Il romanzo si apre nel bel mezzo di una cerimonia del tè, quella organizzata dalla maestra Chikako Kurimoto in onore del giovane Kikuji Mitani, rimasto solo dopo la morte di entrambi i genitori. Chikako è stata per un periodo una delle amanti del padre di Kikuji, ma non la preferita; per questo motivo, per una forma di civetteria o più verosimilmente per dimostrare di contare ancora qualcosa, decide di fare da intermediaria per trovare una moglie al ragazzo. Senza preoccuparsi di ottenere il suo consenso, trasforma il rito del tè in un omiai, un incontro a scopo di matrimonio, invitando la bella e virtuosa Yukiko. Durante uno di questi incontri è tuttavia presente anche la signora Ota, un'altra amante del defunto Mitani, la preferita e l'unica amata per davvero dal vecchio. Anche la Ota è ossessionata dal passato e seduce il giovane Kikuji, forse per ritrovare in lui l'amante perduto. Le due donne, ciascuna a modo suo, vogliono influenzare il ragazzo: si viene così a creare una situazione incresciosa e immorale che darà il via a una sequela di eventi drammatici.

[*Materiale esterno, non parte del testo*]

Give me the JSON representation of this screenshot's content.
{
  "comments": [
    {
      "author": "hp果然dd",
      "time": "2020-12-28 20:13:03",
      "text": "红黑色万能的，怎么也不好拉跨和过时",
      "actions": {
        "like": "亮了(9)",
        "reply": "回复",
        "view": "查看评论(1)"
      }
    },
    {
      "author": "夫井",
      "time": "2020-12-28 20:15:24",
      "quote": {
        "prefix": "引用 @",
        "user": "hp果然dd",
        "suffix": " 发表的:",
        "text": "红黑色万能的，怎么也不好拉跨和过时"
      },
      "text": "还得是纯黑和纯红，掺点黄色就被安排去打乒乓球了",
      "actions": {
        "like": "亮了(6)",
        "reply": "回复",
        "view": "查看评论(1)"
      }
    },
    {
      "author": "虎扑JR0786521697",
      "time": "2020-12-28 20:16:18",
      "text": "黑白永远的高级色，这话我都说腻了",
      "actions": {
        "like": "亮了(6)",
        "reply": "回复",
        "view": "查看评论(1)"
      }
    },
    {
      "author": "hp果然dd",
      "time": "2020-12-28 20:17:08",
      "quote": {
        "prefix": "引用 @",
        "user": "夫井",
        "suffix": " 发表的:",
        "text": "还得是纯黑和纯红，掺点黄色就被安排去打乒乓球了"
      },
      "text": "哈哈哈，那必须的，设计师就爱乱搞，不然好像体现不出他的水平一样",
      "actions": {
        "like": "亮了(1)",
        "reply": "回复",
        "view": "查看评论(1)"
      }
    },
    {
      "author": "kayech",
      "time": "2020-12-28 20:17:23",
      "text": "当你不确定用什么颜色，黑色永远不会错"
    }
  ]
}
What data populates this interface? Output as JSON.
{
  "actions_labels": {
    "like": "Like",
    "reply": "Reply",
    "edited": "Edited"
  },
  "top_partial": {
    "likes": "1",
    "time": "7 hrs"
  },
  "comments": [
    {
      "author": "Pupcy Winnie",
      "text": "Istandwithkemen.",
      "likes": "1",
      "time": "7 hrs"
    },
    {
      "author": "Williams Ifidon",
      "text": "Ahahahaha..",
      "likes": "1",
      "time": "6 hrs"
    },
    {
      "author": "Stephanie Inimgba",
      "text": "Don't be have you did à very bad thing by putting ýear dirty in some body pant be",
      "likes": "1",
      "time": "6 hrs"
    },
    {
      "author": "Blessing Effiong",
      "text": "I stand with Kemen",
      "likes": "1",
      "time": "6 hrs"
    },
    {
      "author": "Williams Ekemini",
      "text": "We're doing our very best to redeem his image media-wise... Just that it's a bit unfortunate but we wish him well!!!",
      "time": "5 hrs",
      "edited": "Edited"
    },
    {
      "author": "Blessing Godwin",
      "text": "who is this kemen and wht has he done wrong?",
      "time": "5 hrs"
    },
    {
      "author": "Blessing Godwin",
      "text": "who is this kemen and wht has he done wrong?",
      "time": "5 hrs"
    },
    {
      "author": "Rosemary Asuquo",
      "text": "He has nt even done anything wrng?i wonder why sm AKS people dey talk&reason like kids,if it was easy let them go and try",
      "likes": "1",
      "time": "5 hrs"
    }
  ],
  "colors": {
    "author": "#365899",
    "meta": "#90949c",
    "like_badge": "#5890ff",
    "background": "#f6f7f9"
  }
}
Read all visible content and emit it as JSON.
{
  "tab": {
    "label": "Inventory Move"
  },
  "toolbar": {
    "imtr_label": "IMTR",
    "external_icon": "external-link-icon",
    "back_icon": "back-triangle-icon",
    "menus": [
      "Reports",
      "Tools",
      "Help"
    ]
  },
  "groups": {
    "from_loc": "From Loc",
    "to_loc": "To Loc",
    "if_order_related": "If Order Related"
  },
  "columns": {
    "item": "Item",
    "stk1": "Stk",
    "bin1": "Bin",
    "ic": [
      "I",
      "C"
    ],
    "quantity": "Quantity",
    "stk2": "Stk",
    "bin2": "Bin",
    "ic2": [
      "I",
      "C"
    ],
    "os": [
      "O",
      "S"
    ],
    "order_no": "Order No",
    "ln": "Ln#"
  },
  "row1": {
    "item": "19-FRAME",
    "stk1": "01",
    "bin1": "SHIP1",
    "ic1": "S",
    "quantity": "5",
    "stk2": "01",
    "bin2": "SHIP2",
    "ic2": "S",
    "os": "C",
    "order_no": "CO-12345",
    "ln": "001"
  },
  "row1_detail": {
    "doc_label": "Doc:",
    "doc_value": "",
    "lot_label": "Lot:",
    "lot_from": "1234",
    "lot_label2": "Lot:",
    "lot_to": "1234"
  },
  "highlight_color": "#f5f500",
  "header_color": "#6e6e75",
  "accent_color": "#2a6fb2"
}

Mille gru è un romanzo di contrasti dirompenti, celati dietro l'apparente quiete della cerimonia del tè. Tutti i personaggi sono turbati nel profondo da eventi drammatici: Kikuji deve fare i conti con l'ingombrante fantasma del padre, Chikako è incattivita dal suo destino di nubile, la signora Ota non riesce a contenere la sua esuberante sensualità ed è torturata dal rimorso. È un coacervo di tormenti e di inestricabili conflitti: amore e morte, sensualità e pudicizia, tradizione e modernità, incesto e rispetto dei valori familiari. Da questo punto di vista, il romanzo non è solo il nostalgico rimpianto di una società arcaica che cedeva all'avanzare del capitalismo, ma contiene una velata critica a quella morale chiusa e bigotta che non tollerava la vergogna e spingeva i peccatori al suicidio e i censori alla reprimenda.

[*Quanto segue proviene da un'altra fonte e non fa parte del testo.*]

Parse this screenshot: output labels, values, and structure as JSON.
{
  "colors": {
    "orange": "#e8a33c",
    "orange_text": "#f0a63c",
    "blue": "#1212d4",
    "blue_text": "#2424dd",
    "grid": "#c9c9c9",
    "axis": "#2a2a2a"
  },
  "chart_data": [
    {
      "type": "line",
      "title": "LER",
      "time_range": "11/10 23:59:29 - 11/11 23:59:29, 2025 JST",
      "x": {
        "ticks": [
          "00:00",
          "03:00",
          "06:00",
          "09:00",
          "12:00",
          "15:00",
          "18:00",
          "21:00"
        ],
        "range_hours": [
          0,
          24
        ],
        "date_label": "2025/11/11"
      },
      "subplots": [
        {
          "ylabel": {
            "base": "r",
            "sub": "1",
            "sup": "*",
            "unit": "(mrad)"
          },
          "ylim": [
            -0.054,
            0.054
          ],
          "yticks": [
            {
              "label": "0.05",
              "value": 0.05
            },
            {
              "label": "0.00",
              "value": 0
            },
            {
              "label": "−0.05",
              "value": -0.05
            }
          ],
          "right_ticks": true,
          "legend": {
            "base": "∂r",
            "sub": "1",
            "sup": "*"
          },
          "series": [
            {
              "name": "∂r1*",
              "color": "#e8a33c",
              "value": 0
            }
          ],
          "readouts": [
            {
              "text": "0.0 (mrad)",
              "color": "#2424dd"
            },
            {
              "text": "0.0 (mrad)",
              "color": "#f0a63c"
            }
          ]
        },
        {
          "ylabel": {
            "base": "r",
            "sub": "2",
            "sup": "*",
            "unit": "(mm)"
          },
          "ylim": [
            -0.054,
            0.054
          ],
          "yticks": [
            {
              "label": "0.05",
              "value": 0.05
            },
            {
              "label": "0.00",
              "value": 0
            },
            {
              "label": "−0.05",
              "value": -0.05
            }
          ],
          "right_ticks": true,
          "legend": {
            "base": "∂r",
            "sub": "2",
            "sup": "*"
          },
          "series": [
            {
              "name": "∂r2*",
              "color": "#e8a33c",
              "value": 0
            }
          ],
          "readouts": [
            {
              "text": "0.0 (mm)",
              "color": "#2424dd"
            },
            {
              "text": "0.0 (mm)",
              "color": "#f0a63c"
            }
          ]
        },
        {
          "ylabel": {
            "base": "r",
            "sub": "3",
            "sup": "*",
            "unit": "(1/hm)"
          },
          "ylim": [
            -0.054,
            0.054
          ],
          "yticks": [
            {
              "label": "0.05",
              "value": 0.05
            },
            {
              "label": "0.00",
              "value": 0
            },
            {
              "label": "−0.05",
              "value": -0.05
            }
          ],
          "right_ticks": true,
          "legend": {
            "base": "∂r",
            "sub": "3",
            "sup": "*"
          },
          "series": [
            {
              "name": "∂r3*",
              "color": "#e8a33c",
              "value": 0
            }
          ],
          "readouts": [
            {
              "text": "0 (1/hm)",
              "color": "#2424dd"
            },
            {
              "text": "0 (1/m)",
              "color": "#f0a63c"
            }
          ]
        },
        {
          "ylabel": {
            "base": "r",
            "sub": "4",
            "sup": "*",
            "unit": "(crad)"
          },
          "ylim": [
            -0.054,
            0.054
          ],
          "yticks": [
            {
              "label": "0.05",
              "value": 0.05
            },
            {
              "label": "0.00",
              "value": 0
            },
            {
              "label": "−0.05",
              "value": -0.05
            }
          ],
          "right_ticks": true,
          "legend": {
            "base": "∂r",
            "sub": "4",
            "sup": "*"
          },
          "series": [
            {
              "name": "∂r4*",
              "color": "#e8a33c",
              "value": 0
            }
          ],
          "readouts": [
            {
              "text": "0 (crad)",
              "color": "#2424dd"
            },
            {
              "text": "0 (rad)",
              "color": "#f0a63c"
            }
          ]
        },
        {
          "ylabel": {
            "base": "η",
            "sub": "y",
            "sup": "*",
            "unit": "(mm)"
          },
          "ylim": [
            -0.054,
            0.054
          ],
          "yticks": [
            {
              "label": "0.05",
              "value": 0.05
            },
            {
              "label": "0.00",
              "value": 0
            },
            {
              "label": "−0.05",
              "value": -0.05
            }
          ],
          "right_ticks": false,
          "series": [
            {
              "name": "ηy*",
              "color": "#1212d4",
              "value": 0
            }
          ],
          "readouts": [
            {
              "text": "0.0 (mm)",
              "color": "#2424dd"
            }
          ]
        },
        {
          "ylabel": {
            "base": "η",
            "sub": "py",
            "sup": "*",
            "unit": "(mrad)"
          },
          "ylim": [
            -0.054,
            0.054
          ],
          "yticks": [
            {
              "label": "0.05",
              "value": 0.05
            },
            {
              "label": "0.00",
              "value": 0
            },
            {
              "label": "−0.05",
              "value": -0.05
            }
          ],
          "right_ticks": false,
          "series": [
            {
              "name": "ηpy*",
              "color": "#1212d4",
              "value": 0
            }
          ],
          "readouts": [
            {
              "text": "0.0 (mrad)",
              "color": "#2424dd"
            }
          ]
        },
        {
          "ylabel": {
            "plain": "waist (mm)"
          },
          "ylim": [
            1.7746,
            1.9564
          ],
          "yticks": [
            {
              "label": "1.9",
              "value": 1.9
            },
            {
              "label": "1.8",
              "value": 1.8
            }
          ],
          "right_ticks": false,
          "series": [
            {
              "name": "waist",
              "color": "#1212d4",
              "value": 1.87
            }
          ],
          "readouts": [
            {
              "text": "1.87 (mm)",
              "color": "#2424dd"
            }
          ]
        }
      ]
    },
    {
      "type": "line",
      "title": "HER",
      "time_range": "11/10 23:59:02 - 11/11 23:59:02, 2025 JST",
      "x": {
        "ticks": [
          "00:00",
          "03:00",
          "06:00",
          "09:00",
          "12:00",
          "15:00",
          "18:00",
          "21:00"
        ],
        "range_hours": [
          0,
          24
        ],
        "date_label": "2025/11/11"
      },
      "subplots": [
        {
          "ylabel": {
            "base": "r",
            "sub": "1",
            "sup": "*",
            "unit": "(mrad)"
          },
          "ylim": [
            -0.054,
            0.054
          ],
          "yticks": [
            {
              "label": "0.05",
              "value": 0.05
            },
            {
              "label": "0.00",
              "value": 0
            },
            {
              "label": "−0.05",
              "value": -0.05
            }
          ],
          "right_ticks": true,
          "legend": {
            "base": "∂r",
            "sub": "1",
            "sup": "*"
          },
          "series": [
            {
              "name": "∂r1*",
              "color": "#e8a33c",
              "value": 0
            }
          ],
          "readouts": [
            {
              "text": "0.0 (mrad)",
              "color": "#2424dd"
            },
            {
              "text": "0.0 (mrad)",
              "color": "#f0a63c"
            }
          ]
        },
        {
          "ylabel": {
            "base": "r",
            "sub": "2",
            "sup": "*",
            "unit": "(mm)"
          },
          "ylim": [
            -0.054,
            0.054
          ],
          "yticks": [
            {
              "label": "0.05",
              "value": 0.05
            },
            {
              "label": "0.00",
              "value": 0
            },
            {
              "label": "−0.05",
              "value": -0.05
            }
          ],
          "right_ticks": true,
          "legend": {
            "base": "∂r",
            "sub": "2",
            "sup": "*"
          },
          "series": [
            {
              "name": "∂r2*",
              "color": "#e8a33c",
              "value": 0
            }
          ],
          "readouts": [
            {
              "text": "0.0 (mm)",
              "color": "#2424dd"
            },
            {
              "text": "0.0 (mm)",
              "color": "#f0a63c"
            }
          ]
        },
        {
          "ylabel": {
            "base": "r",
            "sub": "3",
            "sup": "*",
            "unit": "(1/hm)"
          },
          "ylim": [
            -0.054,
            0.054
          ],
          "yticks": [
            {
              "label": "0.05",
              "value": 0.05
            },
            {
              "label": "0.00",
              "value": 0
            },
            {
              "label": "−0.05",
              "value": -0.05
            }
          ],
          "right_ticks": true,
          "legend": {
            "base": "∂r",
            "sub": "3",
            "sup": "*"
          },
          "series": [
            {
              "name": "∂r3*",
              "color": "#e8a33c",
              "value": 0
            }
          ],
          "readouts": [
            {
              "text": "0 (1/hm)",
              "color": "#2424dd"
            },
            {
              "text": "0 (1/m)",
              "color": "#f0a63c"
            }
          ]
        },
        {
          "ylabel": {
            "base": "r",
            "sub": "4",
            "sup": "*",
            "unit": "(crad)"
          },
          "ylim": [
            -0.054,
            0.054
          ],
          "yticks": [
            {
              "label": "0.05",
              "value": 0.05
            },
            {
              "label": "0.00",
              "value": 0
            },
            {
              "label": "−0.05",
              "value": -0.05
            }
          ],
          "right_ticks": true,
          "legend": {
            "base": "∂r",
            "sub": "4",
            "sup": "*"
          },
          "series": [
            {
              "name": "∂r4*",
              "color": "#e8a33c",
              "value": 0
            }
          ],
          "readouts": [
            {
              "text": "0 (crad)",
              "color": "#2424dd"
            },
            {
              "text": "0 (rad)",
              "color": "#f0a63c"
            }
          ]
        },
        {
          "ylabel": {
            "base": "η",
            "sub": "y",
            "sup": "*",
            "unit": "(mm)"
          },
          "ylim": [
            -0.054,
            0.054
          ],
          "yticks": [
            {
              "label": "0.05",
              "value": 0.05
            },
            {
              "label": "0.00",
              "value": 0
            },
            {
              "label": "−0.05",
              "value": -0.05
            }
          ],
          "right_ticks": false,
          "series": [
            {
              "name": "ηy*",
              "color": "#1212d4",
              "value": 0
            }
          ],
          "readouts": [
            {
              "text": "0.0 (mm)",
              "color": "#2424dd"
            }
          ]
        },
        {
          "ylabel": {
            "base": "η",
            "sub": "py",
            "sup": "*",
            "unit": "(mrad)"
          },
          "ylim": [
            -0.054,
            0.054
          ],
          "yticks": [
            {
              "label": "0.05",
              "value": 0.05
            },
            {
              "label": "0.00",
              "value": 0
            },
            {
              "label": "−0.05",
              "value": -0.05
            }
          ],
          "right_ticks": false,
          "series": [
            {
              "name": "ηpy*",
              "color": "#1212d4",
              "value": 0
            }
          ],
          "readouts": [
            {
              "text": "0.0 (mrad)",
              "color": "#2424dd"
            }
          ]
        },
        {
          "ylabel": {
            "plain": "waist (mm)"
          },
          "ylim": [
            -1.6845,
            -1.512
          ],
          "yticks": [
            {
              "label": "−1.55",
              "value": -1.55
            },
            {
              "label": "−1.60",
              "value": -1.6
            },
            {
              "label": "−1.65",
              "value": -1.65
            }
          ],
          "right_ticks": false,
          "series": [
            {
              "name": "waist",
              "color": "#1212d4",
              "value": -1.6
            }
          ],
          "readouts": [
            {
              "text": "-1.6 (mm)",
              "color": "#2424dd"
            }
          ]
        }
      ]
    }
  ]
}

Kawabata (1899-1972) confermò con questo romanzo di essere un maestro della scrittura, qualità che gli valse il Premio Nobel per la letteratura nel 1968. Il suo stile è essenziale eppure intenso, poche rapide pennellate in grado di ricostruire tutto un mondo; una scrittura che non indulge in lunghe descrizioni, né cerca di imporsi sul lettore. Per quanto possa apparire un'osservazione scontata, leggendo il libro ho avuto più volte l'impressione di essere seduto assieme a Chikako e Kikuji a sorbire una tazza di tè fumante. La lettura di Mille gru è un'esperienza immersiva, qualità sempre più rara e forse persino impensabile per la letteratura contemporanea.
Consiglio la lettura del libro a quanti desiderano approfondire aspetti della società giapponese tradizionale. È un romanzo breve, composto da cinque capitoli che in origine furono pubblicati in riviste e tempi diversi, dal maggio 1949 all'ottobre del 1951. Nel 1952 la casa editrice Chikuma shobō li raccolse in un unico volume, più volte rimaneggiato da Kawabata. Ne sono state ricavate due riduzioni teatrali e un film per la regia di Yoshimura Kōzaburō.
Dello stesso Autore, suggerisco anche La casa delle belle addormentate.